Is it any wonder that the last year of isolation and downtime and lack of structure is causing a significant rise in mental health issues for younger Millennials and Generation Y? Thriving, whether emotionally or financially, it quite frankly like chasing a unicorn. They can’t get there because they have never been taught to see thriving as the ultimate goal. Not only that, but Millennials are the first generation in modern American history to be worse off than their parents. They really are just surviving. And Generation Y, as hopeful as they may be, are currently facing a similar future.
The experience of watching my students struggle with the conflict between surviving and thriving influenced how I wanted to parent. It started with decisions that my husband and I had to make early on. We wanted our kids to have the opportunity to be involved in activities that captured their interest but we also didn’t want to be owned by those activities. How young was too young for dance (a short lived venture for our daughter) and sports for both of our kids? Were they really ready for basketball and soccer? Were we really ready for the commitment that those activities would take? What about academic bowls and accelerated learning and afterschool clubs and summer programs? Where would we draw the line and would we know where the line was before we crossed it?
I can’t say we’ve always been successful in managing that balance, but we’ve tried.
Our kids do well in school and we expect them to do their best. While they are still in elementary school, they know that we expect good grades from them because that is what they are capable of, but what they learned is more important that the final percentage they come home with. We allow them to participate in sports and have stretched our limit with our son, who frequently plays two sports at once. But we refuse to be the parents who give up our family vacations and much needed down time so that our children can be involved all the time in activities that are supposed to be learning and growing experiences, not the determining factor in their future.

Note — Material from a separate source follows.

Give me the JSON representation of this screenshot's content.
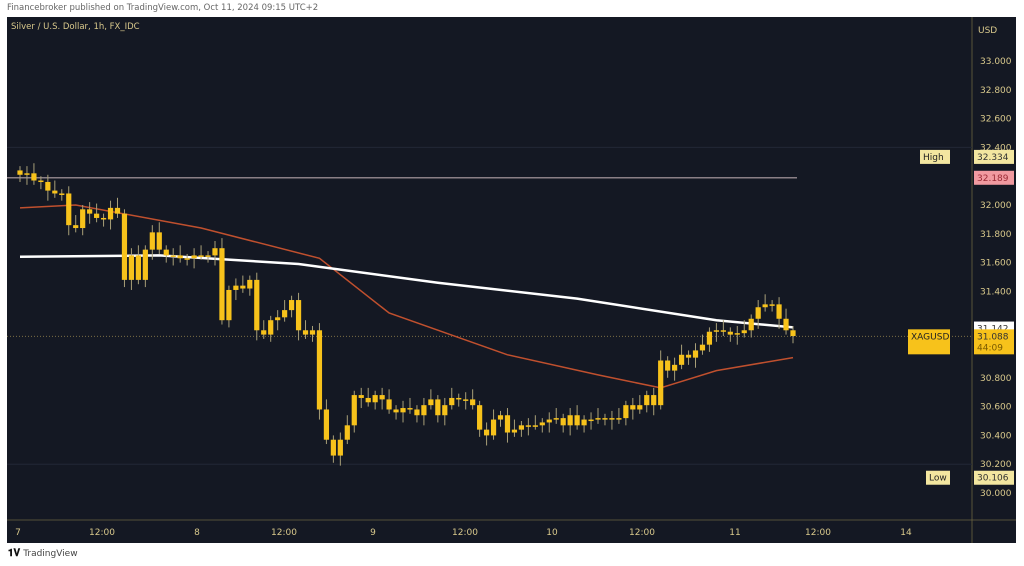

Thriving is not achieved through the relentless pursuit of success. It is achieved through time and the freedom to explore. It is achieved through emotional and financial security. It is achieved through support and nurture. We know this and yet it is still one of the most difficult parenting pursuits for Americans. Some of us face very real roadblocks which need to be removed by changed policy. Some of us are so focused on our missed opportunities that we struggle to see how our desire to make sure our kids also don’t miss out might be impacting our kids. Some of us just don’t understand the systemic pressures that are weighing down our adolescents because that pressure just wasn’t there when we were kids.
I don’t have the answer. The parent in me is constantly questioning whether my kids are being set up for a thriving future. But I do know that we need to change the lens through which we see our kids’ lives and the role we play in it. We need to fight for an environment that allows them to be curious, creative problem solvers. We need to vote for changes to the system so that they and their peers can pursue their dreams and still live healthy and full lives. And we need to give them the space to make those dreams their own.
Maybe by doing this we can finally break the cycle and raise a generation that sees a thriving nation as the norm and not just a goal.